A Novelty Aquarium: Beta and Bamboo in a Vase
by Robert W. Bly, founder, AquariumDetective.com
A few years ago, an oriental gift shop around the corner from my office was selling a novelty item: a vase containing a bamboo and a beta fish. So naturally we bought one.
Betas are commonly bought by people who are not hobbyists as a novelty. They have long flowing fins and bright, vibrant, deep color; ours was a dark cobalt blue.
The bamboo plant was suspended over the mouth of the vase in a small plastic grid, and the vase was filled with water. Smooth blue glass beads were placed at the bottom of the vase.
A beta swam peacefully in the vase. Right away, I felt sorry for it.
Now, full disclosure: I feel sorry for most beta fish. They live a solitary life, and you can't put two male betas in the same aquarium to keep each other company, because they will fight to the death. That's where betas get the nickname "Siamese fighting fish."
Betas are sold in fish stores in tiny little plastic or glass bowls in which they barely have room to turn around. It's depressing.
Our glass vase was much bigger than the typical beta bowl. But it was still tall and narrow, rather than squat and long like an aquarium should be. I worried that with the small surface area of water exposed to the air, the beta would not get enough oxygen.
However, beta fish can survive in water with low dissolved oxygen content. They have a special respiratory organ that allows them to breathe air directly from the surface, and I saw my beta rising to the surface for air frequently (though I did not know about the extra organ at the time and worried that he was not getting enough oxygen from the vase water).
A beta and bamboo in a vase, though, is theoretically a self-contained biosphere, except for exposure to the atmosphere. The beta breathes oxygen in the water released by the plant.
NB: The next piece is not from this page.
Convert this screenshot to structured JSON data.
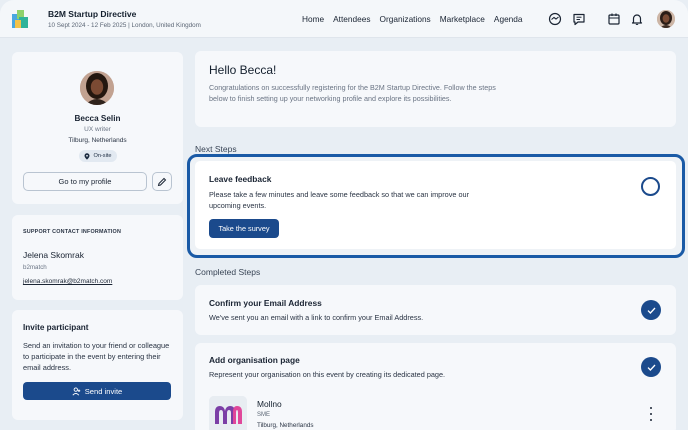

We were told it would nibble on the roots and it was not necessary to give fish food to the beta. But I was skeptical, and fed it a few flakes every day. Since there was no filter, I changed the water every few days.
Betas are tropical and thrive in warm water, but the seller of the beta-in-a-plant-vase set-up did not tell us this, and we had no heater in the vase. But the beta never became listless, so whatever the temperature of the vase water was (we had no thermometer either), it seemed not to be a problem.
The set-up lasted for some time, but I just didn't think it was fair to the beta. Eventually I bought a 5-gallon plastic aquarium which I set up as a home for the beta, where he lived peacefully and contentedly for a year or so.
They sell horizontal dividers for these 5-gallon aquariums that allow you to have two betas, separated by the partition so they will not fight. But to me it's like having an axe murderer in the next room, with the killer always trying to get through the door to waste you.